– Да, да, знаю, – нетерпеливо ответил Михаил. – Я же обещал – вы меня оставите в покое, и я не трону ваших детей. Кстати, внучку я тоже пока заберу, она у вас девочка умненькая, проболтаться может, надо и ей препарат ввести, чтобы забыла. Правда, с детьми мне работать не приходилось, но не волнуйтесь, я гениальный ученый, и это констатация факта, а не бравада, поэтому дозу я рассчитаю правильно. Надеюсь. – И он поднялся, прижимая к себе обессилевшую от потрясений девочку. Пистолет этот мерзавец тоже не выпускал.
Алексей и генерал замерли, не в силах осознать, что происходит. Но я-то человек закаленный жизненными невзгодами, меня так просто не сбить с толку. Завизжав, словно разъяренная кошка, я бросилась на мерзкого плюгавца с желанием разорвать его довольную физиономию. Не удалось. Плюгавец оказался на удивление сильным, а может, пистолет в руках любого сделает могучим воином, особенно если этим пистолетом засандалить по голове. Правда, я успела заслониться от удара рукой, и рукоятка пистолета шахнула по моему неснимаемому браслету, но удар был такой, что я отлетела в угол. Михаил направился к двери, и тут… Зазвучал голос. Мой голос. Но я молчала, только стонала от боли, а голос тем временем говорил:
«– Знаешь, Жанка, я не буду задавать тебе вопросы, поскольку пока еще не представляю, о чем. Ты просто расскажешь мне, что сочтешь нужным, а там, может, и вопросы появятся. Лады?
– Лады, поехали…»
При звуках этого голоса Карманов вдруг резко остановился и оглянулся. Все с недоумением смотрели на меня.
– Что за черт? – удивленно спросил Михаил. – Это же голос моей жены! Откуда это?
– Я не знаю, – испуганно ответила я. – Мой браслет почему-то заговорил.
– Это не браслет, – вмешался генерал, – это диктофон, замаскированный под браслет. Похоже, от удара он включился. Интересно! Вы все время носили на руке диктофон и не знали об этом?

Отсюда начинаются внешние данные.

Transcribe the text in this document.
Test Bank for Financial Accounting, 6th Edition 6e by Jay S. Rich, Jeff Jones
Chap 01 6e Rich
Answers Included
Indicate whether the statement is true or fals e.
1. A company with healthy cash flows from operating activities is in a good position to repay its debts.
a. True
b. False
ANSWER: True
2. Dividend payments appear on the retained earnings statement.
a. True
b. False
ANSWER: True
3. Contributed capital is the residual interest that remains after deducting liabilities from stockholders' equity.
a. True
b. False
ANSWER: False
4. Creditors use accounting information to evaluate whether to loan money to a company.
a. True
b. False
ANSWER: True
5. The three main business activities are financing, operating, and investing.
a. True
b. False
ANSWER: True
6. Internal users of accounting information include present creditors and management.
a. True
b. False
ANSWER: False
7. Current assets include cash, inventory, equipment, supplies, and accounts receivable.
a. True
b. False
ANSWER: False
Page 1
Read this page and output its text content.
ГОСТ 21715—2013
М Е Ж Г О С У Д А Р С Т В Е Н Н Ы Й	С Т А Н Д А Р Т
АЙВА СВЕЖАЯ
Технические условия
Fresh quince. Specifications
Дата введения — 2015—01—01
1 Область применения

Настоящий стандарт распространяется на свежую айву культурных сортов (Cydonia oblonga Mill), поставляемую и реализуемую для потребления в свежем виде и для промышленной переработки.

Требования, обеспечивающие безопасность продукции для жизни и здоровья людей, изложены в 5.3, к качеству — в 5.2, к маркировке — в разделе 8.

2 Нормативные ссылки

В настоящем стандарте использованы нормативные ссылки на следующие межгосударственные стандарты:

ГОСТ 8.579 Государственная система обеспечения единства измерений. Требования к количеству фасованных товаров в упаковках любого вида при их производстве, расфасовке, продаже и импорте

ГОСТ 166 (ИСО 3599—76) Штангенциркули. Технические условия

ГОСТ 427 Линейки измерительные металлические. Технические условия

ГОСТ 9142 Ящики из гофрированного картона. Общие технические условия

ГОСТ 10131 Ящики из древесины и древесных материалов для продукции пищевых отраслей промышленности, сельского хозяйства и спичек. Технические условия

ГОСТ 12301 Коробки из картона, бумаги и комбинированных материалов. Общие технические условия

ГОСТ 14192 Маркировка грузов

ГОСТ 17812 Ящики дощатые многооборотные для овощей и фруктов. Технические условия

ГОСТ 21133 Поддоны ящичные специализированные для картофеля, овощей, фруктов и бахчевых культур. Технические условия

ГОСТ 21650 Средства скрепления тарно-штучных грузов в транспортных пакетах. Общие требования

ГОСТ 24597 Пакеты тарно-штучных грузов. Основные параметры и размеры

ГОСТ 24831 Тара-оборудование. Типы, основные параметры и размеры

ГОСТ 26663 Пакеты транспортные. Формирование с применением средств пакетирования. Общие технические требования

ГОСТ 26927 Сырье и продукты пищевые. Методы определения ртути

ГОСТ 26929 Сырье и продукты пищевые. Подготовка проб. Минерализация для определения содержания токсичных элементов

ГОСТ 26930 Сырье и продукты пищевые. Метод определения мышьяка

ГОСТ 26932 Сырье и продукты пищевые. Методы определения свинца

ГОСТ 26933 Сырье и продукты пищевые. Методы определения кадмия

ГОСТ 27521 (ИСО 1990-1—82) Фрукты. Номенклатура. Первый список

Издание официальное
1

– Тише! – закричал Алексей. – Слушайте!
И мы слушали. Там, в разговоре, я опять была Анной. Так меня, во всяком случае, называла эта, другая. Так, значит, все были правы, я не Уля? Чем дольше я слушала, тем хуже мне становилось. В голове нарастала боль, казалось, еще секунда – и моя голова разлетится на мелкие кусочки. Я сжала ладонями виски. Нет уж, хватит, больше я не буду хлопаться в обморок, сколько можно! Сквозь пелену, застилавшую глаза, я видела, как Михаил опустился в кресло. Из него словно выпустили воздух, и он был похож сейчас на старый воздушный шарик. Рука с пистолетом опустилась, Кузнечика он больше не держал. Девочка бросилась к деду и прижалась к нему всем телом, зарывшись лицом в надежное дедовское плечо. Генерал же смотрел на сына. Павел сейчас больше всего походил на гипсовую статую – белый и неподвижный. Только глаза жили на его лице. В них горела такая ненависть, что, будь здесь эта Жанна, от нее осталась бы только невразумительная кучка пепла. Но вышколенные люди Карманова держали его по-прежнему крепко, их запись впечатлила меньше всего, поскольку все это их не касалось. А Алексей… Алексей смотрел на меня, смотрел, не отрываясь. И улыбался. А по щекам текли слезы. Ну зачем он мучает меня, зачем все они мучают меня! Боль стала невыносимой, темнота засасывала меня. Только не терять сознания, я должна услышать все, тогда я пойму, что произошло! Но темнота не слушалась, она втекала в мою измученную голову, она обволакивала меня, она обещала покой и забытье. И я почти сдалась, я тонула в спасительной темноте, но в этот момент чьи-то теплые, сильные руки обняли меня, и голос, лучше которого нет, зашептал мне на ухо:
– Держись, девочка моя, ты же можешь, ты сильная! Я больше не отпущу тебя, хватит издеваться надо мной!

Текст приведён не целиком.